Description of problem: thai-scalable-waree-fonts is the current default font for Thai in Fedora (or should be) but it is missing a .conf file, so actually it is not used but instead Google Droid Sans Thai is used. Version-Release number of selected component (if applicable): thai-scalable-waree-fonts-0.6.5-3.fc30 How reproducible: 100% Steps to Reproduce: 1. fc-match :lang=th Actual results: DroidSansThai.ttf: "Droid Sans" "Regular" Expected results: Waree.ttf
FEDORA-2019-96efa391f7 has been submitted as an update to Fedora 30. https://bodhi.fedoraproject.org/updates/FEDORA-2019-96efa391f7
thai-scalable-fonts-0.6.5-4.fc30 has been pushed to the Fedora 30 testing repository. If problems still persist, please make note of it in this bug report. See https://fedoraproject.org/wiki/QA:Updates_Testing for instructions on how to install test updates. You can provide feedback for this update here: https://bodhi.fedoraproject.org/updates/FEDORA-2019-96efa391f7
Assigning one typeface to multiple aliases is basically wrong. particularly sans-serif and serif is different one. apparently Waree font looks like sans-serif. we should have different one for serif.

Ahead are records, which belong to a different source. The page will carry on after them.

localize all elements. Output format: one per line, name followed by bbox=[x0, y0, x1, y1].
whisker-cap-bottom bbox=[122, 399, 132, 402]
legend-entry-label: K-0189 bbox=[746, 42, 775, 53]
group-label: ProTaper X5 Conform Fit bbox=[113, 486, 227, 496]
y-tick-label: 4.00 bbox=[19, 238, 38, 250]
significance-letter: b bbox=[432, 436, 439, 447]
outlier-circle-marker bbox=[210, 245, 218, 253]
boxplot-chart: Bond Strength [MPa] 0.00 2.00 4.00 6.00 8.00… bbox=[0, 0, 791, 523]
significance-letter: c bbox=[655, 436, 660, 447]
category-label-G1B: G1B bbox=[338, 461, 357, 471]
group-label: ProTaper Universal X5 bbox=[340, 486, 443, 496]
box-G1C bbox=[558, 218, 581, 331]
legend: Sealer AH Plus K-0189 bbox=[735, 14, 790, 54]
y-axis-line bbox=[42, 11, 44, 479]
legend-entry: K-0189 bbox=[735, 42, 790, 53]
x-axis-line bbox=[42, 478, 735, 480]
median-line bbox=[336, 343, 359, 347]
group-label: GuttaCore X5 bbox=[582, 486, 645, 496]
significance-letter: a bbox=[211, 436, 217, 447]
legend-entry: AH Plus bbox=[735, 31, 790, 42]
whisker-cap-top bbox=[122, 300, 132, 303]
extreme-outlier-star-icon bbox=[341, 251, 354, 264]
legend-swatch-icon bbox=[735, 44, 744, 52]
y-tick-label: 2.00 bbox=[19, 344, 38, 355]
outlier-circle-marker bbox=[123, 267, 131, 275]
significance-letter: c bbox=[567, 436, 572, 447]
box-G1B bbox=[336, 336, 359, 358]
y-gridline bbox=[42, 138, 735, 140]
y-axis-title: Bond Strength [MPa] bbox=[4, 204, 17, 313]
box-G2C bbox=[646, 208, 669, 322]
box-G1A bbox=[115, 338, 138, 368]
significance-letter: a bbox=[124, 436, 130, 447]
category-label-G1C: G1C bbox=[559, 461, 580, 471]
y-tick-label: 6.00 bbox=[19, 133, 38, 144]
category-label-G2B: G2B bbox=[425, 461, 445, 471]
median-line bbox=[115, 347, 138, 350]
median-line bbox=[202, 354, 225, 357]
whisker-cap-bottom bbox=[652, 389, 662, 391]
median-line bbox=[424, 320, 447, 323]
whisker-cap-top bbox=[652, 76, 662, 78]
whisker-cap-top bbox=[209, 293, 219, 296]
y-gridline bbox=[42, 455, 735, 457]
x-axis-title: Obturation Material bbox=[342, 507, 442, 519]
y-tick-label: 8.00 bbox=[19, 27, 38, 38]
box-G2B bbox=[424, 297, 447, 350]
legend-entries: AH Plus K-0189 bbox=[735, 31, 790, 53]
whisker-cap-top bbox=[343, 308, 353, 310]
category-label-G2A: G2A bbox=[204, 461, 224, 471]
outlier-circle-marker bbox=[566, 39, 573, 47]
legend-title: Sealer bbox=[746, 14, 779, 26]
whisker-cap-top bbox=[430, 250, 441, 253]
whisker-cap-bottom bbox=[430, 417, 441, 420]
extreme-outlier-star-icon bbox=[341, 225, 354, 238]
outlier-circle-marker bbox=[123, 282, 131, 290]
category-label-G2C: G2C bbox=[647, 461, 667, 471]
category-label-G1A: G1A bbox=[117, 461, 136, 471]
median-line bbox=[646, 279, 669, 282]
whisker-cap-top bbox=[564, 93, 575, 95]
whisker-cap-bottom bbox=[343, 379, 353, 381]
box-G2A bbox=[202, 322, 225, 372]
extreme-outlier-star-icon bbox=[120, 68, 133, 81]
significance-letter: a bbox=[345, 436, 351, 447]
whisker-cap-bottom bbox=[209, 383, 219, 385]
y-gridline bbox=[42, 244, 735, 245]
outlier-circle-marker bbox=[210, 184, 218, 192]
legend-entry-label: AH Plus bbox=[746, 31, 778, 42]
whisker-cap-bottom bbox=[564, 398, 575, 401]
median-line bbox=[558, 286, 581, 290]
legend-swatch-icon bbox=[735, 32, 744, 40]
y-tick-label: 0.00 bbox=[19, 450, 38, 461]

Okay, I updated the build to use Waree for sans-serif and Norasi for serif.
thai-scalable-fonts-0.6.5-5.fc30 has been pushed to the Fedora 30 testing repository. If problems still persist, please make note of it in this bug report. See https://fedoraproject.org/wiki/QA:Updates_Testing for instructions on how to install test updates. You can provide feedback for this update here: https://bodhi.fedoraproject.org/updates/FEDORA-2019-96efa391f7
thai-scalable-fonts-0.6.5-5.fc30 has been pushed to the Fedora 30 stable repository. If problems still persist, please make note of it in this bug report.